Recurrent pregnancy loss (RPL), determined as two or more consecutive abortions by some authors, are seen in 1-3% of couples; an underlying cause, however, is only found in up to 50% [
1]. These include embryonic factors, like poor quality embryos with or without karyotype abnormalities, as well as maternal factors, such as uterine malformations, general maternal infections, as well as local inflammation [
2], hormonal abnormalities, immunogenic abnormalities (like thyroid antibodies, cardiolipin antibodies or antinuclear antibodies), genetic imbalances and thrombophilic diseases [
3].
However, when none of these factors are evident, the recurrent pregnancy losses are classified as idiopathic, because the underlying mechanisms are not well understood.
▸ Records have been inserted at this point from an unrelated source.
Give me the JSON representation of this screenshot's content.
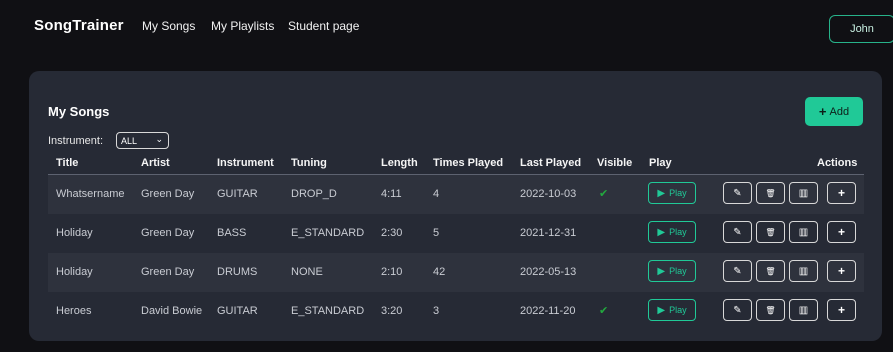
{
  "navbar": {
    "brand": "SongTrainer",
    "links": [
      "My Songs",
      "My Playlists",
      "Student page"
    ],
    "user": "John"
  },
  "card": {
    "title": "My Songs",
    "add_label": "Add",
    "instrument_label": "Instrument:",
    "instrument_selected": "ALL"
  },
  "columns": [
    "Title",
    "Artist",
    "Instrument",
    "Tuning",
    "Length",
    "Times Played",
    "Last Played",
    "Visible",
    "Play",
    "Actions"
  ],
  "play_label": "Play",
  "rows": [
    {
      "title": "Whatsername",
      "artist": "Green Day",
      "instrument": "GUITAR",
      "tuning": "DROP_D",
      "length": "4:11",
      "times_played": "4",
      "last_played": "2022-10-03",
      "visible": true
    },
    {
      "title": "Holiday",
      "artist": "Green Day",
      "instrument": "BASS",
      "tuning": "E_STANDARD",
      "length": "2:30",
      "times_played": "5",
      "last_played": "2021-12-31",
      "visible": false
    },
    {
      "title": "Holiday",
      "artist": "Green Day",
      "instrument": "DRUMS",
      "tuning": "NONE",
      "length": "2:10",
      "times_played": "42",
      "last_played": "2022-05-13",
      "visible": false
    },
    {
      "title": "Heroes",
      "artist": "David Bowie",
      "instrument": "GUITAR",
      "tuning": "E_STANDARD",
      "length": "3:20",
      "times_played": "3",
      "last_played": "2022-11-20",
      "visible": true
    }
  ],
  "icons": {
    "check": "check-icon",
    "play": "play-icon",
    "actions": [
      "pencil-icon",
      "trash-icon",
      "chart-icon",
      "plus-icon"
    ]
  },
  "colors": {
    "accent": "#20c997",
    "page_bg": "#101014",
    "card_bg": "#262a35",
    "visible_check": "#22a93e"
  }
}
The functional expression of endometrial genes and proteins have been examined, because they compromise the endometrial microenviroment and may therefore contribute to an abnormal foetal-maternal interaction, resulting in pregnancy failure [
4]. Furthermore synchronisation between embryonic development and endometrial decidualisation is found to be essential for adequate implantation [
5]. Many authors have studied the embryo-endometrium interface in order to elucidate the pregnancy failure [
6,
7]. Global gene expression analysis [
8,
9] has determined the adequate endometrial gene and protein expression during the short endometrial receptive stage in the mid-secretory phase, the so-called window of implantation (WOI) [
10]. One of these proteins is the αvβ3 integrin [
11]. The combined integrin αvβ3 acts as an adhesion promoter via cell-cell interactions and it has been very well characterized within the human endometrium [
12]. The αvβ3 integrin is expressed in the glandular epithelium during the window of implantation and translocates into endometrial stroma, if pregnancy occurs [
13]. Reduced expression of αvβ3 has been related to unexplained infertility [
11] and in women with endometriosis [
14]. Xu
et al., in a recent publication, did not find any difference in β3 integrin expression in women with RPL compared to normal fertile women [
15]. However, these authors analysed the expression of β3 integrin in formalin fixed paraffin embedded (FFPE) samples. It is known that β3 integrin expression in FFPE produces artefacts and should be avoided [
16]. In order to find a more accurate expression of β3 integrin subunit in cases with RPL, would be necessary to use frozen sections of endometrial biopsies, instead of FFPE. Other authors reported the expression of avβ3 integrin in endometrial-frozen section and did not find any difference between groups [
17,
18]. Contrary, other authors found a reduction of αvβ3 integrin during the implantation window in patients with recurrent pregnancy loss, compared to controls, either in frozen sections [
19], or in microarray studies [
7]. Possible discrepancies among studies could be related to technical differences. Our group has been using the SSA6 antibody to identify the β3 integrin subunit, and the expertise developed in our group to evaluate β3 immunostaining has been validated using NIH software image analysis [
20]. This study has two objectives: a) to examine the expression of the αvβ3 integrin in women with RPL compared to healthy controls, b) to compare integrin expression with morphologic dating of the endometrium, which has been widely used to judge the endometrial development and receptivity.